Человек — странное существо. Да, я живу не в своем комфортном мирке, рискуя каждый день головой. Но всеми силами буду держаться за это настоящее просто потому, что здесь я — живой. А там — кто его знает… Но, быть может, я вру самому себе? Здесь каждая секунда кровь горячит. Здесь я живой не только в физическом смысле.

Но что я могу поделать, если пароход идет, послушный планам Воронцова и бездушной машине в трюме, и даже отсутствующий ветер не в силах им помешать? Стук пароходных колес по воде — словно победная барабанная дробь. Тух! Тух! Тух! Кораблю плевать на мои страхи. Вот уже Бомборы за кормой, куда было решено не заходить. Поти все ближе и ближе. И момент истины…

Так и промаялся до пяти утра, когда пароход затянул «Ифигению» на рейд Сухума, похожий на огромный бассейн. Его заполняла уродливая толпа разномастных «торговцев». Особо выделялись турецкие кочермы — 15-метровые каботажники с изогнутым корпусом.

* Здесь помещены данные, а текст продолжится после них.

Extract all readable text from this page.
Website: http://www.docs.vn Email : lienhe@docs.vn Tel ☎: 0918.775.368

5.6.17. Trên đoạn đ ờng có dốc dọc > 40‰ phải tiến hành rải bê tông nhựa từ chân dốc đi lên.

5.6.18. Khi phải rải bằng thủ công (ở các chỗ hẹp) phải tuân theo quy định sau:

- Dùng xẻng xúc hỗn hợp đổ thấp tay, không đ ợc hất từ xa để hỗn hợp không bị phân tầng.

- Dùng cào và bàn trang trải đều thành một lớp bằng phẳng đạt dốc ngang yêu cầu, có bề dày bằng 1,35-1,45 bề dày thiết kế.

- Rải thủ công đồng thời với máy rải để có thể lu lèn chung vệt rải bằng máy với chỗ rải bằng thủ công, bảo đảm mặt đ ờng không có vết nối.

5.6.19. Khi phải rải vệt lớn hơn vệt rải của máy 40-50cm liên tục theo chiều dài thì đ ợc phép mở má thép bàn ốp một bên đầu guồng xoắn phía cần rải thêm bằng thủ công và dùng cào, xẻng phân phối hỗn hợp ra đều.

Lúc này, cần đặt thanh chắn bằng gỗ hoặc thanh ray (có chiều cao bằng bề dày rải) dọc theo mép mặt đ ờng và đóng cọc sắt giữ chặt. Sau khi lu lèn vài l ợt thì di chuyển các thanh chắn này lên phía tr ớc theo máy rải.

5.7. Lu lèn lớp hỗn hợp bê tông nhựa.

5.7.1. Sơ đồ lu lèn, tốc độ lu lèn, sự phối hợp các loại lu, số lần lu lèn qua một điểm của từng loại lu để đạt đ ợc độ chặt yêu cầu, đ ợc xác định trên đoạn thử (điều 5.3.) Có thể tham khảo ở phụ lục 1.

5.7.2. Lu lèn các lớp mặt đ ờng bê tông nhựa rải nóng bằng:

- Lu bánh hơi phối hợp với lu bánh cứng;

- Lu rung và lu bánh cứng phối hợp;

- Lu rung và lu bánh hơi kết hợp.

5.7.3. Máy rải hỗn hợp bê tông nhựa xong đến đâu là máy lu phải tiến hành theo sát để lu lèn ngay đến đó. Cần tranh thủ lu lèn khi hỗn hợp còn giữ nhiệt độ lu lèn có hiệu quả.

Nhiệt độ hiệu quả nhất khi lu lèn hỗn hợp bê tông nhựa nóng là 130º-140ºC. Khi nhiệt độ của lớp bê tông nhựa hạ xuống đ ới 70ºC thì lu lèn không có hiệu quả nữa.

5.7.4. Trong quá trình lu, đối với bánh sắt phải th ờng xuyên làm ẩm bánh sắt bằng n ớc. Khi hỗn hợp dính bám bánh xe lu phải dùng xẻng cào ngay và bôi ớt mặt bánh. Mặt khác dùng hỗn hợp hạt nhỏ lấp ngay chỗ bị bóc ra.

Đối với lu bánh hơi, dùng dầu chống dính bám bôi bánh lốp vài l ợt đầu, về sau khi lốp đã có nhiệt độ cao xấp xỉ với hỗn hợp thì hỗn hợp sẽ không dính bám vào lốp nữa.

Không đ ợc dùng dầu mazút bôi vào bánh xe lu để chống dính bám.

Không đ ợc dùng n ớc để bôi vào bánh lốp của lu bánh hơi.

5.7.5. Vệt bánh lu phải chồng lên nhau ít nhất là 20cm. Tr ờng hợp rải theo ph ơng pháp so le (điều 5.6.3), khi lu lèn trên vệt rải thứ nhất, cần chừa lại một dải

Позевывая, подошел к Сереже, командовавшего установкой якорей.

— Сухум-Кале — крайне неудобная гавань. Глубина страшенная, приходится три якоря заводить. Но плохо держат. Случись сильное волнение, надо сниматься и в море уходить.

— Ты в город пойдешь?

— Что я там не видел? Дыра дырой. Сам владетель Абхазии, князь Михаил, сюда и носа не кажет. Сидит себе в Лехне в обществе верных кунаков, отбивая порою осады своих подданных, — горько усмехнулся Сережа. — Его многие абхазы считают предателем. Впрочем, он не унывает, имея в своем поместье отличный колодец.

— Колодец?

— Здесь с колодцами беда. Не вздумай пить местную воду. Раньше были устроены водопроводы, но ныне они разрушены[2]. Солдатам приходится употреблять воду из окрестных болот. От этого приключатся лихорадка. Треть гарнизона не вылезает из госпиталя.

— Чем же жажду утолять?

— По мне, так лучше обходиться вином в кабаке. Один хороший духан на весь город. Лавка Тоганесова.